Avec ce nouvel engagement de caution, de 227 500 euros, l'endettement M. [C] s'élève à 2 199 712 euros (2 012 762 euros si l'on considère que cet engagement a remplacé le précédent, comme l'écrit la banque dans ses conclusions) et ce alors que les actifs sont inchangés en dernier lieu depuis le cautionnement signé le 21 décembre 2012.

De plus fort, la disproportion est établie ainsi que son caractère manifeste, comme l'a retenu le premier juge, et par suite le jugement déféré est également confirmé de ce chef.

B) Néanmoins l'article L. 341-4 du code de la consommation, in fine, exclut de décharger la caution dans la mesure où son patrimoine au moment où elle est appelée lui permet de faire face à ses obligations.

L'assignation étant en date du 24 octobre 2019, c'est à ce jour qu'il convient de se placer pour se livrer à cette appréciation, et c'est alors au prêteur qu'il revient de faire la démonstration de ce que la caution était en capacité de s'acquitter de la somme réclamée à cette date.

La Société Générale demandait alors au tribunal de condamner M. [C] en sa qualité de caution solidaire de la société Orion Holding à lui payer la somme globale de 1 729 247,75 euros [au titre des six cautionnements du 27 novembre 2010, 31 décembre 2010, 3 octobre 2011, 27 février 2012, 7 août 2012, 14 février 2013].

Le premier juge a écrit : 'Le tribunal constatant que les engagements de cautions souscrits par Monsieur [U] [C] au profit de la SOCIETE GENERALE, postérieurement au 31 décembre 2010 étaient manifestement disproportionnés à la date de leur signature et qu'il ne pouvait pas faire face à ses engagements à la date où ils ont été appelés, dira que la SOCIETE GENERALE ne pourra se prévaloir des actes de caution souscrits postérieurement au 31 décembre 2010 '.

L'intimé fait état de revenus annuels qui étaient de 68 000 euros en 2019 et 61 200 euros en 2020, qui ne lui permettent pas de faire face à la demande en paiement de la Société Générale au titre des neuf (sic) cautionnements dont elle poursuit le réglement.

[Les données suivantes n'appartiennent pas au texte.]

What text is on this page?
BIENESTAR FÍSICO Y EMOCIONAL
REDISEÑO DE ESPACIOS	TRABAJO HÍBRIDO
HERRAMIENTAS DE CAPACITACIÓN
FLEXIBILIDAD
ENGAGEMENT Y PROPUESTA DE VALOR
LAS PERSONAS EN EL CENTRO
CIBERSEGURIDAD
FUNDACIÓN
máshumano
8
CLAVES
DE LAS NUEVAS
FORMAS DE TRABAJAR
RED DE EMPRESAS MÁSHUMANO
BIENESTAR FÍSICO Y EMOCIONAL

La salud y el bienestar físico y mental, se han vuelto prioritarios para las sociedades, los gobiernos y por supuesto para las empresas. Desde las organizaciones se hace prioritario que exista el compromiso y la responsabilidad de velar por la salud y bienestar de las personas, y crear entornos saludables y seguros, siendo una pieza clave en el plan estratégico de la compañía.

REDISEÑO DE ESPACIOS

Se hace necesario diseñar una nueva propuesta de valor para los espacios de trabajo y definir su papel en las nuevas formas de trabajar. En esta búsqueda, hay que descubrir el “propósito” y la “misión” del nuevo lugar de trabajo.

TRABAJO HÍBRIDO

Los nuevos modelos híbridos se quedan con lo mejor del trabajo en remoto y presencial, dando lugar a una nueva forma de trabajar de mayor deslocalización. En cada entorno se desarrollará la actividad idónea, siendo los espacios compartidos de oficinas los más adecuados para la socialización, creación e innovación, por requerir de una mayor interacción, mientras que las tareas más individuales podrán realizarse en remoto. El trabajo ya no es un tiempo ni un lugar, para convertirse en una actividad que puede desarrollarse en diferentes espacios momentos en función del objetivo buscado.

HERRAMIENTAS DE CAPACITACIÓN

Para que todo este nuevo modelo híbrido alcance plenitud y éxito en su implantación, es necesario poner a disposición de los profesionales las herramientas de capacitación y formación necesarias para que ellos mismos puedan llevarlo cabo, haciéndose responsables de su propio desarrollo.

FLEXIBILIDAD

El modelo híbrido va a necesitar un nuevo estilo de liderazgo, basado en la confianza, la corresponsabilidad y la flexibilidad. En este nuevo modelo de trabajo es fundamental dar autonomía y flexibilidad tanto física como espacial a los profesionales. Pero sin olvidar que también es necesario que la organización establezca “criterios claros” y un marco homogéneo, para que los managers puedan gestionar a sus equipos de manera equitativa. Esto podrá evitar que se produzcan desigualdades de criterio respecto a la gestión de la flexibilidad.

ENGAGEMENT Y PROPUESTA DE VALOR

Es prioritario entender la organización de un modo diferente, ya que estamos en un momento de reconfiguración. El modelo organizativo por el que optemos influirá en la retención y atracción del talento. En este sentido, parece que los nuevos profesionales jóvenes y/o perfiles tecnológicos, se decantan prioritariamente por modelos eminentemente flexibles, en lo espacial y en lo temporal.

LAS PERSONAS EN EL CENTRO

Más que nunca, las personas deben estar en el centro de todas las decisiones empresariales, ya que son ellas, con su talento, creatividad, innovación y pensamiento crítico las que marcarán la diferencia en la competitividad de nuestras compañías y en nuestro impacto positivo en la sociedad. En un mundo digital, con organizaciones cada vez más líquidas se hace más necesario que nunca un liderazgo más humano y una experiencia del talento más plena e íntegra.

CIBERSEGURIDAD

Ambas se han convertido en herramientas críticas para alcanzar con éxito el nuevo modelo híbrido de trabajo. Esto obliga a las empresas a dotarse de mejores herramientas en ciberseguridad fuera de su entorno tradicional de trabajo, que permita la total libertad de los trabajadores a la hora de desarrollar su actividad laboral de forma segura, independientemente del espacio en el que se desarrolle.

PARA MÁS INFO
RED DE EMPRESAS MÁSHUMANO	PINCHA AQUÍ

Il indique avoir vendu son appartement de [Localité 13], et que son patrimoine immobilier, composé du bien indivis de [Localité 10], est de 300 000 euros.

En premier lieu, la banque appelante, contestant cette motivation du tribunal, rappelle lui avoir demandé de retenir les éléments suivants :

- concernant le bien immobilier situé [Adresse 4] dont la valeur était estimée par M. [C] dans la fiche de renseignements confidentiels à 1 200 000 euros : la chambre des notaires de [Localité 9] précise que le prix de l'immobilier à [Localité 10] a connu une augmentation sur cinq ans de 22,5 %, en sorte que le bien immobilier de l'intimé doit être évalué à 1 470 000 euros,

- concernant le bien immobilier situé à [Localité 13] estimé par M. [C] à 230 000 euros et dont il convenait de déduire la somme de 30 000 euros restant due au prêteur : d'une part le prêt est soldé, et d'autre par la chambre des notaires atteste pour la ville de [Localité 13] d'une évolution des prix sur cinq ans de 20,4 %, soit une estimation à retenir pour le bien de M. [C], de 276 000 euros. La Société Générale fait valoir que par ailleurs, si M. [C] indique désormais avoir procédé à la vente de son bien immobilier situé à [Localité 13], il ne produit aux débats aucun élément relatif à cette vente quant au prix perçu, qui a nécessairement impacté son patrimoine, au jour de la délivrance de l'assignation.

Or, les pièces 44 et 45 de la Société Générale, censées établir que le patrimoine immobilier de M. [C] aurait pris de la valeur dans les proportions qu'elle indique dans ses écritures, relatent des valeurs moyennes, à l'échelle des départements de région parisienne, éléments d'autant plus inexploitables qu'on ignore tout des caractéristiques des biens dont M. [C] était propriétaire. La Société Générale n'apporte donc pas la preuve d'une valeur augmentée du patrimoine de la caution qui lui permettait de s'acquitter de la somme réclamée.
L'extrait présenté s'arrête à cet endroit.